Pour le sociologue, cette affaire a au moins le mérite de mettre sur le devant de la scène le harcèlement de rue, sujet globalement mal pris en compte, l’accueil des réfugiés laissés sans solutions, et le partage de l’espace public. « On sait que les quartiers autour des gares sont des lieux de trafics, de prostitution, de délinquance… Mais de vie aussi ! La Chapelle-Pajol, on est plus loin encore : derrière les gares, derrière les voies ferrées. Quels espaces, quels droits ? »
« Zone de non-droit ! » a tranché la présidente LR de la région Île-de-France, Valérie Pécresse, accompagnée de sa conseillère LR Île-de-France, Babette de Rozières, candidate aux législatives dans la 17e circonscription, lorsqu’elle s’est rendue dans le quartier Pajol à l’occasion du rassemblement organisé contre le harcèlement de rue le 19 mai.
« À chaque fois que des femmes dénoncent une situation de harcèlement, elles ont raison de le faire », a commenté la secrétaire d’État, Marlène Schiappa qui dit lutter « depuis des années pour la libération de la parole des femmes sur cette question et pour la mise en lumière dans le débat public de la culture du viol et du harcèlement de rue. » Dans son dernier livre, La Parole aux femmes (First éditions), elle évoque le déni de ce qui s’est passé à Cologne, accusant les défenseurs des migrants d’avoir minimisé les agressions sexuelles pour ne pas stigmatiser les réfugiés et, surtout, l’islam.
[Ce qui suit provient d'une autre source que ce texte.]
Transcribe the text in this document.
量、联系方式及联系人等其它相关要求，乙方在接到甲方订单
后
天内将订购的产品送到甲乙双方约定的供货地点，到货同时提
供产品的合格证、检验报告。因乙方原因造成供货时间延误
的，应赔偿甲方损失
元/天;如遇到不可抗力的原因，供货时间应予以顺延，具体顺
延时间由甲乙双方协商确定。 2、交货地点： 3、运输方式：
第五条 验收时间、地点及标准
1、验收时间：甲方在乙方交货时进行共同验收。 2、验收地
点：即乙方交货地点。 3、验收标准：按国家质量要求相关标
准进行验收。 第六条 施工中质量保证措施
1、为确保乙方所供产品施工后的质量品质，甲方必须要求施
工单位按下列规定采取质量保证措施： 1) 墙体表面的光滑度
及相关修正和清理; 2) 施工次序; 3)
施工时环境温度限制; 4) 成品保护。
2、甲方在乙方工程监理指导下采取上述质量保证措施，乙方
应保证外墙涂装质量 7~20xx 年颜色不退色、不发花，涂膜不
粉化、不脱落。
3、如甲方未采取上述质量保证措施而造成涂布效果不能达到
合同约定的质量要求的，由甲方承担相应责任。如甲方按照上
Cette accusation pointe aussi concernant l’affaire Pajol : les soutiens des migrants seraient-ils prêts à masquer des faits de harcèlements pour éviter qu’on ne les chasse du quartier ? Par ailleurs, les habitants du quartier sont-ils prêts à s’improviser défenseurs du droit des femmes pour chasser les migrants du quartier ?
Les migrants ont bon dos, le droit des femmes aussi. « Tout est beaucoup plus complexe que ce que la pétition laisse entendre, avertit Pedro Jose Garcia Sanchez. J’ai même entendu raconter que des groupes livraient des bouteilles d’alcool aux réfugiés dans la rue. En signe de convivialité ? Pour apaiser leur attente ou pour accroitre encore les risques de tension ? »
Pour Quartiers solidaires, certains « jouent avec le feu» : « Il est pour nous inenvisageable que, comme le propose Valerie Pecresse, “la région Île-de-France finance SOS La Chapelle pour qu’elle puisse salarier des vigiles”. » Des habitants parlent de s’organiser en milices.
Un sujet flotte, jamais abordé, absolument tabou : la misère sexuelle des gens qui vivent à la rue. Des jeunes hommes sur les routes de l’exil, coupés de leurs familles, déstabilisés psychologiquement. Des gens à la rue en général, confrontés à l’hostilité, au manque de respect et à la misère globale.